Les alliés de la coalition d’extrême droite du Premier ministre rejettent tout rôle de l’Autorité palestinienne basée en Cisjordanie dans la bande de Gaza d’après-guerre.
Les États arabes travaillent sur une initiative visant à garantir un cessez-le-feu et la libération des otages à Gaza dans le cadre d’un plan plus large qui pourrait offrir à Israël une normalisation des relations s’il acceptait des mesures « irréversibles » vers la création d’un État palestinien.
Netanyahu a rejeté un tel projet jeudi, affirmant qu’il s’était toujours opposé à un État palestinien et qu’Israël conserverait « le contrôle sécuritaire de tout le territoire » destiné à en créer un.
« J’ai dit cette vérité à nos amis, les Américains, et j’ai également bloqué toute tentative d’imposer une réalité qui nuirait à la sécurité d’Israël », a déclaré Netanyahu. « Le Premier ministre doit pouvoir dire non, même à nos meilleurs amis. »
Indépendamment de l’initiative arabe, le Qatar et l’Égypte tentent depuis des semaines de négocier un accord entre Israël et le Hamas visant à suspendre la guerre afin d’obtenir la libération des otages et d’œuvrer en faveur d’un cessez-le-feu permanent.
Plus de 24 000 Palestiniens ont été tués lors des représailles israéliennes dans la bande de Gaza, selon les autorités sanitaires du territoire dirigé par le Hamas.

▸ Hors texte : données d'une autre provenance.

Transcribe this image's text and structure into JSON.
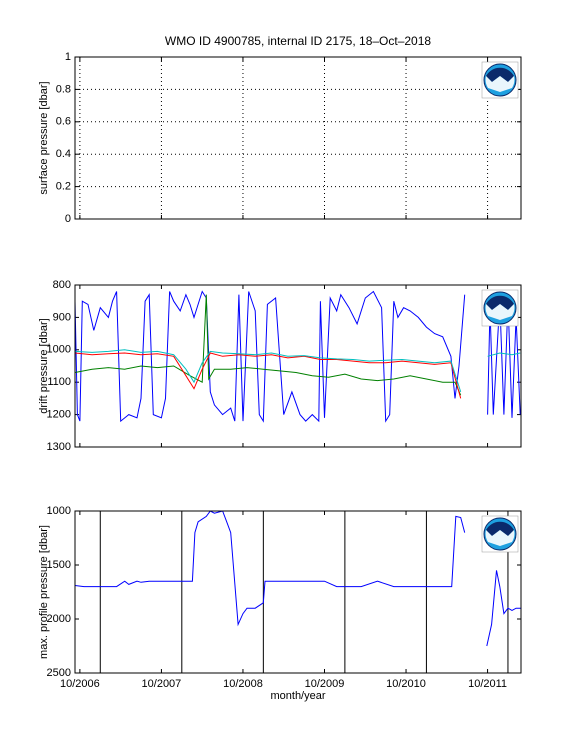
{
  "chart_data": [
    {
      "type": "line",
      "title": "WMO ID 4900785, internal ID 2175, 18–Oct–2018",
      "ylabel": "surface pressure [dbar]",
      "xlim": [
        2006.69,
        2012.16
      ],
      "xticks": [
        2006.75,
        2007.75,
        2008.75,
        2009.75,
        2010.75,
        2011.75
      ],
      "ylim": [
        0,
        1
      ],
      "yticks": [
        0,
        0.2,
        0.4,
        0.6,
        0.8,
        1
      ],
      "yreverse": false,
      "grid": true,
      "series": []
    },
    {
      "type": "line",
      "ylabel": "drift pressure [dbar]",
      "xlim": [
        2006.69,
        2012.16
      ],
      "xticks": [
        2006.75,
        2007.75,
        2008.75,
        2009.75,
        2010.75,
        2011.75
      ],
      "ylim": [
        800,
        1300
      ],
      "yticks": [
        800,
        900,
        1000,
        1100,
        1200,
        1300
      ],
      "yreverse": true,
      "grid": false,
      "series": [
        {
          "color": "#0000ff",
          "x": [
            2006.69,
            2006.72,
            2006.75,
            2006.78,
            2006.85,
            2006.92,
            2007.0,
            2007.1,
            2007.15,
            2007.2,
            2007.25,
            2007.35,
            2007.45,
            2007.5,
            2007.55,
            2007.6,
            2007.65,
            2007.75,
            2007.8,
            2007.85,
            2007.9,
            2007.98,
            2008.05,
            2008.1,
            2008.15,
            2008.2,
            2008.25,
            2008.3,
            2008.35,
            2008.4,
            2008.5,
            2008.6,
            2008.65,
            2008.7,
            2008.75,
            2008.82,
            2008.9,
            2008.95,
            2009.0,
            2009.05,
            2009.15,
            2009.25,
            2009.35,
            2009.45,
            2009.52,
            2009.6,
            2009.68,
            2009.7,
            2009.75,
            2009.82,
            2009.9,
            2009.95,
            2010.05,
            2010.15,
            2010.25,
            2010.35,
            2010.45,
            2010.5,
            2010.55,
            2010.6,
            2010.65,
            2010.72,
            2010.8,
            2010.9,
            2011.0,
            2011.1,
            2011.2,
            2011.3,
            2011.35,
            2011.4,
            2011.47,
            2011.6,
            2011.75,
            2011.78,
            2011.82,
            2011.9,
            2011.95,
            2012.0,
            2012.05,
            2012.1,
            2012.15
          ],
          "values": [
            850,
            1200,
            1220,
            850,
            860,
            940,
            870,
            900,
            850,
            820,
            1220,
            1200,
            1210,
            1150,
            850,
            830,
            1200,
            1210,
            1150,
            820,
            850,
            880,
            830,
            860,
            900,
            860,
            820,
            840,
            1130,
            1170,
            1200,
            1180,
            1220,
            830,
            1220,
            820,
            880,
            1200,
            1220,
            860,
            840,
            1200,
            1130,
            1200,
            1220,
            1200,
            1220,
            850,
            1210,
            840,
            880,
            830,
            870,
            920,
            840,
            820,
            870,
            1220,
            1200,
            850,
            900,
            870,
            880,
            900,
            930,
            950,
            960,
            1020,
            1150,
            1050,
            830,
            null,
            1200,
            870,
            1200,
            850,
            1200,
            850,
            1210,
            900,
            1200
          ]
        },
        {
          "color": "#008000",
          "x": [
            2006.69,
            2006.9,
            2007.1,
            2007.3,
            2007.5,
            2007.7,
            2007.9,
            2008.1,
            2008.25,
            2008.3,
            2008.33,
            2008.4,
            2008.6,
            2008.8,
            2009.0,
            2009.2,
            2009.4,
            2009.6,
            2009.8,
            2010.0,
            2010.2,
            2010.4,
            2010.6,
            2010.8,
            2011.0,
            2011.2,
            2011.35,
            2011.42
          ],
          "values": [
            1070,
            1060,
            1055,
            1060,
            1050,
            1055,
            1050,
            1080,
            1100,
            830,
            1090,
            1060,
            1060,
            1055,
            1060,
            1065,
            1070,
            1080,
            1085,
            1075,
            1090,
            1095,
            1090,
            1080,
            1090,
            1100,
            1100,
            1140
          ]
        },
        {
          "color": "#ff0000",
          "x": [
            2006.69,
            2006.9,
            2007.1,
            2007.3,
            2007.5,
            2007.7,
            2007.9,
            2008.05,
            2008.15,
            2008.25,
            2008.35,
            2008.5,
            2008.7,
            2008.9,
            2009.1,
            2009.3,
            2009.5,
            2009.7,
            2009.9,
            2010.1,
            2010.3,
            2010.5,
            2010.7,
            2010.9,
            2011.1,
            2011.3,
            2011.42
          ],
          "values": [
            1010,
            1015,
            1012,
            1010,
            1015,
            1012,
            1020,
            1080,
            1120,
            1060,
            1010,
            1020,
            1015,
            1020,
            1015,
            1025,
            1020,
            1030,
            1030,
            1035,
            1040,
            1040,
            1035,
            1040,
            1045,
            1040,
            1150
          ]
        },
        {
          "color": "#00bfbf",
          "x": [
            2006.69,
            2006.9,
            2007.1,
            2007.3,
            2007.5,
            2007.7,
            2007.9,
            2008.05,
            2008.15,
            2008.25,
            2008.35,
            2008.5,
            2008.7,
            2008.9,
            2009.1,
            2009.3,
            2009.5,
            2009.7,
            2009.9,
            2010.1,
            2010.3,
            2010.5,
            2010.7,
            2010.9,
            2011.1,
            2011.3,
            2011.42,
            2011.6,
            2011.75,
            2011.9,
            2012.05,
            2012.15
          ],
          "values": [
            1005,
            1008,
            1005,
            1000,
            1008,
            1005,
            1015,
            1060,
            1100,
            1040,
            1005,
            1010,
            1012,
            1015,
            1010,
            1020,
            1018,
            1025,
            1028,
            1030,
            1035,
            1032,
            1030,
            1035,
            1040,
            1035,
            1130,
            null,
            1020,
            1010,
            1015,
            1010
          ]
        }
      ]
    },
    {
      "type": "line",
      "ylabel": "max. profile pressure [dbar]",
      "xlabel": "month/year",
      "xlim": [
        2006.69,
        2012.16
      ],
      "xticks": [
        {
          "value": 2006.75,
          "label": "10/2006"
        },
        {
          "value": 2007.75,
          "label": "10/2007"
        },
        {
          "value": 2008.75,
          "label": "10/2008"
        },
        {
          "value": 2009.75,
          "label": "10/2009"
        },
        {
          "value": 2010.75,
          "label": "10/2010"
        },
        {
          "value": 2011.75,
          "label": "10/2011"
        }
      ],
      "vlines": [
        2007.0,
        2008.0,
        2009.0,
        2010.0,
        2011.0,
        2012.0
      ],
      "ylim": [
        1000,
        2500
      ],
      "yticks": [
        1000,
        1500,
        2000,
        2500
      ],
      "yreverse": true,
      "grid": false,
      "series": [
        {
          "color": "#0000ff",
          "x": [
            2006.69,
            2006.8,
            2007.0,
            2007.2,
            2007.3,
            2007.35,
            2007.45,
            2007.5,
            2007.6,
            2007.8,
            2008.0,
            2008.13,
            2008.16,
            2008.2,
            2008.3,
            2008.35,
            2008.4,
            2008.5,
            2008.55,
            2008.6,
            2008.69,
            2008.75,
            2008.8,
            2008.9,
            2009.0,
            2009.02,
            2009.3,
            2009.6,
            2009.75,
            2009.9,
            2010.2,
            2010.4,
            2010.6,
            2011.0,
            2011.31,
            2011.36,
            2011.42,
            2011.47,
            2011.6,
            2011.74,
            2011.8,
            2011.86,
            2011.9,
            2011.95,
            2012.0,
            2012.05,
            2012.1,
            2012.16
          ],
          "values": [
            1690,
            1700,
            1700,
            1700,
            1650,
            1680,
            1650,
            1660,
            1650,
            1650,
            1650,
            1650,
            1200,
            1100,
            1050,
            1000,
            1020,
            1000,
            1100,
            1200,
            2050,
            1950,
            1900,
            1900,
            1850,
            1650,
            1650,
            1650,
            1650,
            1700,
            1700,
            1650,
            1700,
            1700,
            1700,
            1050,
            1060,
            1200,
            null,
            2250,
            2050,
            1550,
            1700,
            1950,
            1900,
            1920,
            1900,
            1900
          ]
        }
      ]
    }
  ]
}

Les dirigeants du temps de guerre se sont affrontés dans le passé : Netanyahu a brièvement limogé Gallant en avril de l’année dernière avant de le réintégrer face à d’énormes manifestations de rue alors que le gouvernement poursuivait une refonte judiciaire controversée.
La relation entre Netanyahu et Gantz est alourdie par leur expérience de gouvernement ensemble en 2020. Leur coalition s’est effondrée dans l’acrimonie après que Netanyahu a dissous l’accord avant que Gantz ne puisse lui succéder au poste de Premier ministre.
L’humeur du public a également joué dans la scission. Les proches des otages se demandent désormais ouvertement si l’opération militaire, loin de contribuer au retour de leurs proches, ne fait que les exposer à des risques supplémentaires.
“Des gens meurent en captivité et nous voulons que nos proches reviennent vivants, et cette responsabilité n’incombe qu’à vous”, a déclaré Shir Siegel, dont le père Keith est otage, au gouvernement lors d’une conférence de presse.
La popularité du Likoud de Netanyahu et de la plupart de ses alliés de coalition s’est effondrée dans les sondages d’opinion depuis l’attaque du Hamas, le parti de l’Unité nationale de Gantz étant désormais largement en tête.
Lorsqu’on lui a demandé dans l’interview si Netanyahu envisageait une guerre aussi longue que possible, Eizenkot – après une longue pause – a répondu : « J’espère que non ».